A cohort of about 20 Republican House members from New York, New Jersey and California was invited to meet with President-elect Donald Trump at his Mar-a-Lago estate Saturday ahead of a looming fight over an extension of his 2017 tax cuts.
Much of the group is likely to attend and plans to discuss increasing the $10,000 cap on state and local tax deductions, which has disproportionately hurt voters in the three high-tax states, according to U.S. Representative Nick LaLota, who represents eastern Long Island in New York.
Republicans in Congress are in the beginning stages of negotiating a package that will extend Trump’s 2017 tax cuts — including the future of the cap on the SALT deduction, which will otherwise expire — and address the other legislative priorities of immigration and energy production.
The meeting is a positive sign for lawmakers seeking to expand the deduction, a politically divisive write-off that reduced tax bills for some residents of high-tax states.
A 'Reasonable' Move?
In an interview with Bloomberg, LaLota said the group of lawmakers includes four other representatives who are banding with him to push for a “reasonable” adjustment to the cap on so-called SALT deductions.
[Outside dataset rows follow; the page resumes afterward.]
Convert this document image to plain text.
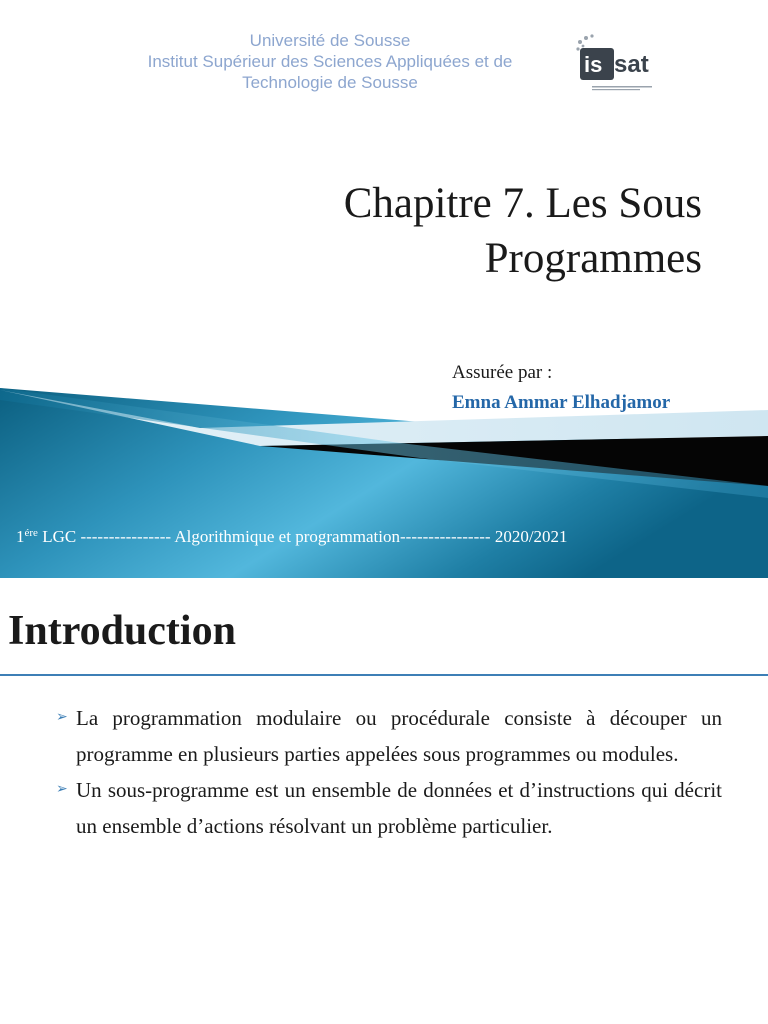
Université de Sousse
Institut Supérieur des Sciences Appliquées et de
Technologie de Sousse
is sat
SOUSSE
Chapitre 7. Les Sous
Programmes
Assurée par :
Emna Ammar Elhadjamor
$1^{ére}$ LGC ---------------- Algorithmique et programmation---------------- 2020/2021
Introduction
➢ La programmation modulaire ou procédurale consiste à découper un programme en plusieurs parties appelées sous programmes ou modules.
➢ Un sous-programme est un ensemble de données et d’instructions qui décrit un ensemble d’actions résolvant un problème particulier.
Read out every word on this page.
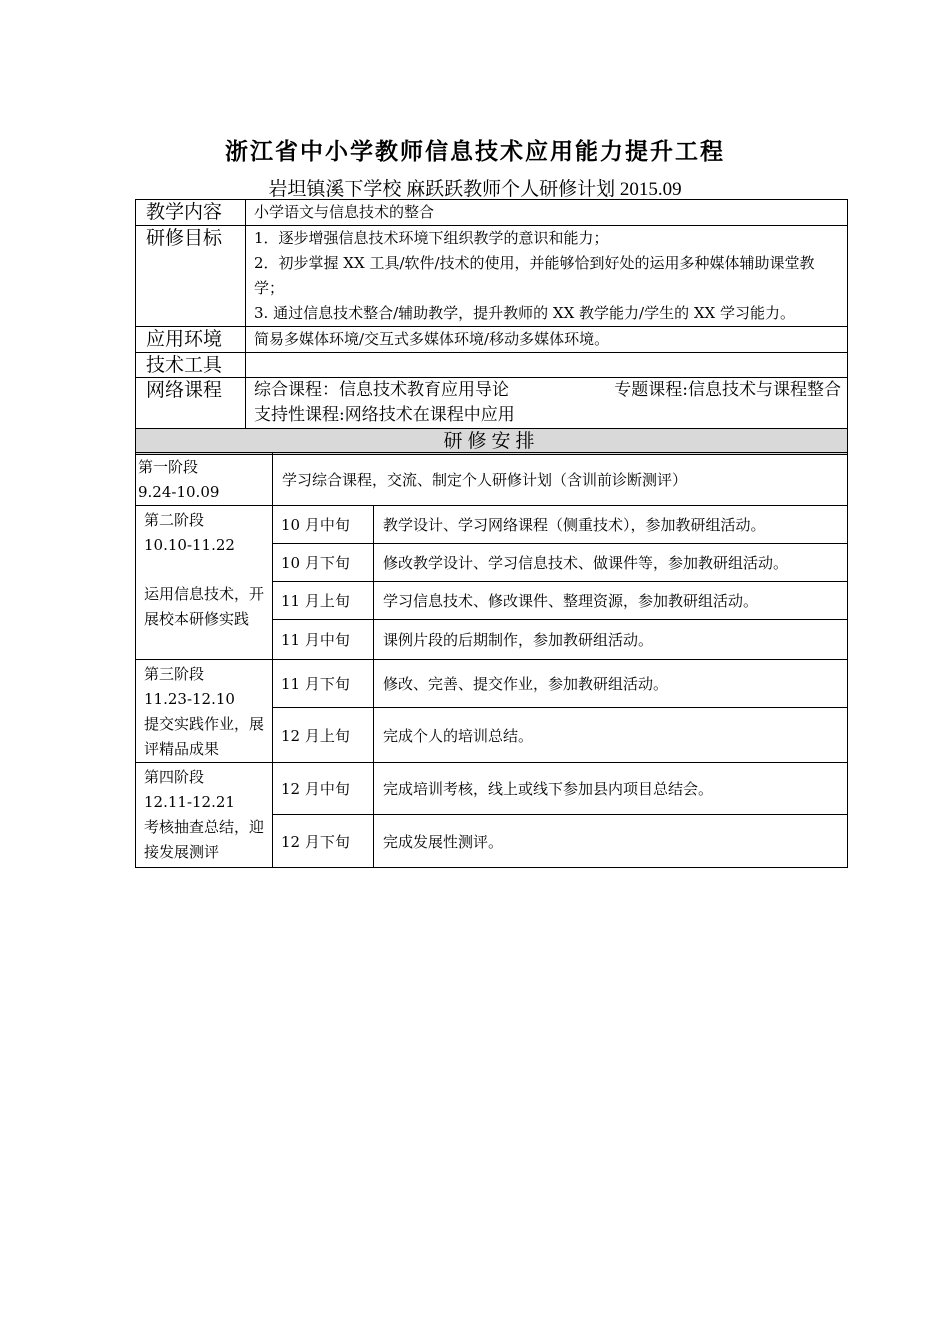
浙江省中小学教师信息技术应用能力提升工程
岩坦镇溪下学校 麻跃跃教师个人研修计划 2015.09
教学内容	小学语文与信息技术的整合
研修目标	1．逐步增强信息技术环境下组织教学的意识和能力；
2．初步掌握 XX 工具/软件/技术的使用，并能够恰到好处的运用多种媒体辅助课堂教学；
3. 通过信息技术整合/辅助教学，提升教师的 XX 教学能力/学生的 XX 学习能力。

应用环境	简易多媒体环境/交互式多媒体环境/移动多媒体环境。
技术工具	
网络课程	综合课程：信息技术教育应用导论 专题课程:信息技术与课程整合
支持性课程:网络技术在课程中应用

研修安排	
第一阶段
9.24-10.09	学习综合课程，交流、制定个人研修计划（含训前诊断测评）	

第二阶段
10.10-11.22
运用信息技术，开展校本研修实践	10 月中旬	教学设计、学习网络课程（侧重技术），参加教研组活动。
	10 月下旬	修改教学设计、学习信息技术、做课件等，参加教研组活动。
	11 月上旬	学习信息技术、修改课件、整理资源，参加教研组活动。
	11 月中旬	课例片段的后期制作，参加教研组活动。

第三阶段
11.23-12.10
提交实践作业，展评精品成果	11 月下旬	修改、完善、提交作业，参加教研组活动。
	12 月上旬	完成个人的培训总结。

第四阶段
12.11-12.21
考核抽查总结，迎接发展测评	12 月中旬	完成培训考核，线上或线下参加县内项目总结会。
	12 月下旬	完成发展性测评。
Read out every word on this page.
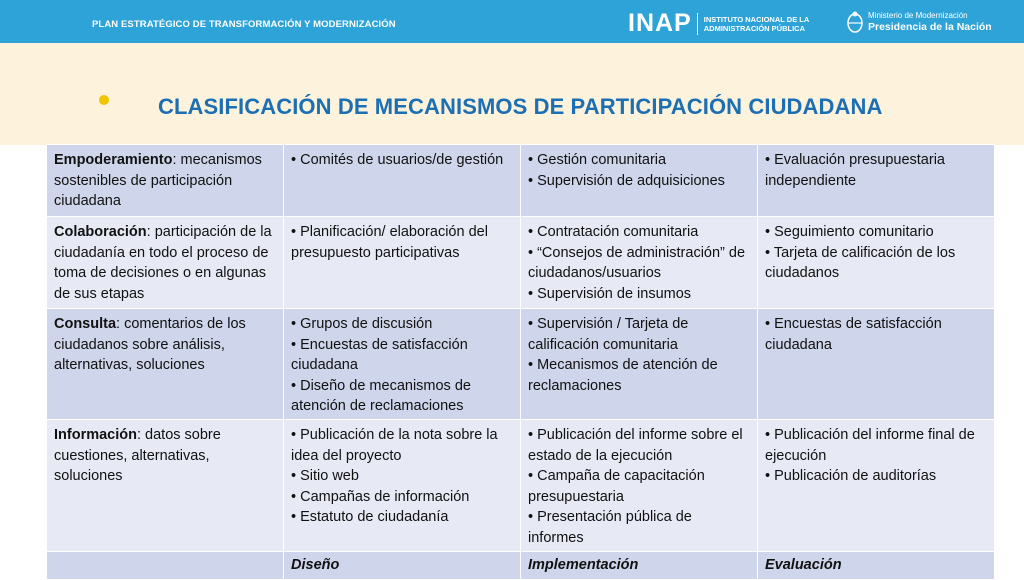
PLAN ESTRATÉGICO DE TRANSFORMACIÓN Y MODERNIZACIÓN	INAP INSTITUTO NACIONAL DE LA
ADMINISTRACIÓN PÚBLICA
Ministerio de Modernización
Presidencia de la Nación
CLASIFICACIÓN DE MECANISMOS DE PARTICIPACIÓN CIUDADANA
Empoderamiento: mecanismos sostenibles de participación ciudadana	• Comités de usuarios/de gestión	• Gestión comunitaria
• Supervisión de adquisiciones	• Evaluación presupuestaria independiente

Colaboración: participación de la ciudadanía en todo el proceso de toma de decisiones o en algunas de sus etapas	• Planificación/ elaboración del presupuesto participativas	• Contratación comunitaria
• “Consejos de administración” de ciudadanos/usuarios
• Supervisión de insumos	• Seguimiento comunitario
• Tarjeta de calificación de los ciudadanos

Consulta: comentarios de los ciudadanos sobre análisis, alternativas, soluciones	• Grupos de discusión
• Encuestas de satisfacción ciudadana
• Diseño de mecanismos de atención de reclamaciones	• Supervisión / Tarjeta de calificación comunitaria
• Mecanismos de atención de reclamaciones	• Encuestas de satisfacción ciudadana

Información: datos sobre cuestiones, alternativas, soluciones	• Publicación de la nota sobre la idea del proyecto
• Sitio web
• Campañas de información
• Estatuto de ciudadanía	• Publicación del informe sobre el estado de la ejecución
• Campaña de capacitación presupuestaria
• Presentación pública de informes	• Publicación del informe final de ejecución
• Publicación de auditorías

	Diseño	Implementación	Evaluación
The cap was imposed as part of the 2017 bill.
“There are five very salty Republicans — I would expect that somebody in his position would appreciate that dynamic and would want to provide an accommodation to get the bill passed,” he said. “The five of us have the opportunity to effectuate an even more beautiful, big bill.”
The group, which also includes New Yorkers Andrew Garbarino and Mike Lawler, New Jersey Representative Tom Kean and California’s Young Kim, will push to expand the deduction — currently capped at $10,000 regardless of marital status — that would deliver big savings to their constituents as part of a larger tax package, said LaLota.
While he declined to comment on what the group would consider to be an acceptable cap, last month he said that a potential plan by Trump’s economic advisers to double the tax write-off limit to $20,000 “is not reasonable.”
He also told Bloomberg the removal of the so-called marriage penalty — the fact that the limit is the same for both single and married taxpayers — on its own would be insufficient for the “salty” five.
Lawler reintroduced legislation that proposes raising the cap to $100,000 for individuals and $200,000 for married couples, but he acknowledged in an interview Wednesday with Bloomberg Television that “this is going to be a negotiation.”
New York Angle
Lawler said New Yorkers shouldn’t be punished for living in a high-tax state, especially one that gives more to the federal government than it gets back.
“The $10,000 cap is woefully insufficient,” Lawler said, adding that members from other states beyond New York, New Jersey and California quietly support an increase in the cap.